Wenn man Oberflächen in Software oder auch Design-Vorschläge für Printsachen entwickelt stehen fertige Texte in den seltensten Fällen zur Verfügung. Der Designer, Konzeptioner oder Programmierer benötigt Platzhalter, um das Verhalten und Aussehen der späteren Ergebnisse zu visualisieren.

Für diesen Zweck gibt es zahlreiche Blindtexte in Latein wie "Lorem ipsum ..." oder auch Varianten von "Dies ist ein Blindtext. Er repräsentiert nur den späteren Text und hat noch keine spezifische Aussage. ...". Die Verwendung solcher Blindtexte ist sinnvoll und praktisch.
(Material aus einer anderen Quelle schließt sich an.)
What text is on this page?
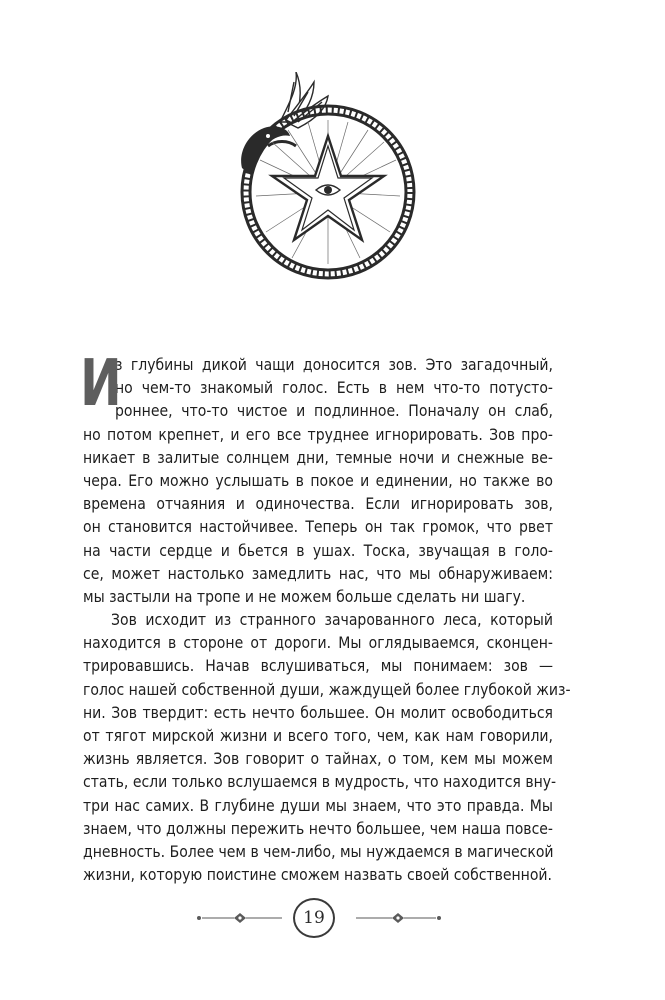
И
з глубины дикой чащи доносится зов. Это загадочный,
но чем-то знакомый голос. Есть в нем что-то потусто-
роннее, что-то чистое и подлинное. Поначалу он слаб,
но потом крепнет, и его все труднее игнорировать. Зов про-
никает в залитые солнцем дни, темные ночи и снежные ве-
чера. Его можно услышать в покое и единении, но также во
времена отчаяния и одиночества. Если игнорировать зов,
он становится настойчивее. Теперь он так громок, что рвет
на части сердце и бьется в ушах. Тоска, звучащая в голо-
се, может настолько замедлить нас, что мы обнаруживаем:
мы застыли на тропе и не можем больше сделать ни шагу.
Зов исходит из странного зачарованного леса, который
находится в стороне от дороги. Мы оглядываемся, сконцен-
трировавшись. Начав вслушиваться, мы понимаем: зов —
голос нашей собственной души, жаждущей более глубокой жиз-
ни. Зов твердит: есть нечто большее. Он молит освободиться
от тягот мирской жизни и всего того, чем, как нам говорили,
жизнь является. Зов говорит о тайнах, о том, кем мы можем
стать, если только вслушаемся в мудрость, что находится вну-
три нас самих. В глубине души мы знаем, что это правда. Мы
знаем, что должны пережить нечто большее, чем наша повсе-
дневность. Более чем в чем-либо, мы нуждаемся в магической
жизни, которую поистине сможем назвать своей собственной.
19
Trotzdem sorgen richtige Texte immer für noch bessere Präsentationen. Man sollte daher bemüht sein, ggf. einfach aus alten Vorlagen oder von der bestehenden Website des Unternehmens passende Texte zu kopieren und zu übernehmen.

Es wirkt deutlich besser, wenn man für die Startseite einer Website 3 richtige, wenn auch alte Meldungen präsentieren kann, als nur einen Blindtext-Salat mit der Überschrift "News". Wenn es gelingt "echte Inhalte" aufzutreiben kann mitunter sogar das Layout verändert und verbessert werden. Dann wird vielleicht die Überschrift "News" obsolet.
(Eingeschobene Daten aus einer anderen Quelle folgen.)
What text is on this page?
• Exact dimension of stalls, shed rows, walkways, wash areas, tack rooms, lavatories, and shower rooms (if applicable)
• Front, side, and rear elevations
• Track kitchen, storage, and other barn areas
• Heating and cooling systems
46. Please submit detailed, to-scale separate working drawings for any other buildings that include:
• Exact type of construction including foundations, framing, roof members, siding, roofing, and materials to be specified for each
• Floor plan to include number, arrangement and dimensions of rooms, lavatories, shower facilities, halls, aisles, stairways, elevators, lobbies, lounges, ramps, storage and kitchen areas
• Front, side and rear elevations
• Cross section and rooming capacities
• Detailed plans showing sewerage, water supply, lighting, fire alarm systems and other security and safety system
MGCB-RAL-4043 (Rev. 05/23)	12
Häufig werden beim Programmieren oder in Beispieldatenbanken jedoch Texte und Kommentare verwendet, die sinnlos oder sogar obszön sind. Für den Moment mag das lustig sein. Und es geht auch schneller einmal mit dem Kopf auf die Tastatur zu klopfen, um ein paar Buchstaben zu erzeugen. Das eigentliche Ziel, den Auftraggeber zufrieden zu stellen, torpediert es jedoch.

Sinnlose Blindtexte und Buchstabensalat senken Das Verständnis des Auftraggebers und erfordern deutlich mehr Abstraktionsvermögen von ihm. Gerade digitale Erzeugnisse wie Layouts und Web-Oberflächen können als E-Mail-Anhang oder Links ganz leicht und schnell an Kunden zu Prüfung übermittelt werden. Schlechte Blindtexte behindern diesen Vorgang.

Quellen für gute Blindtexte sind bei Wikipedia zu finden.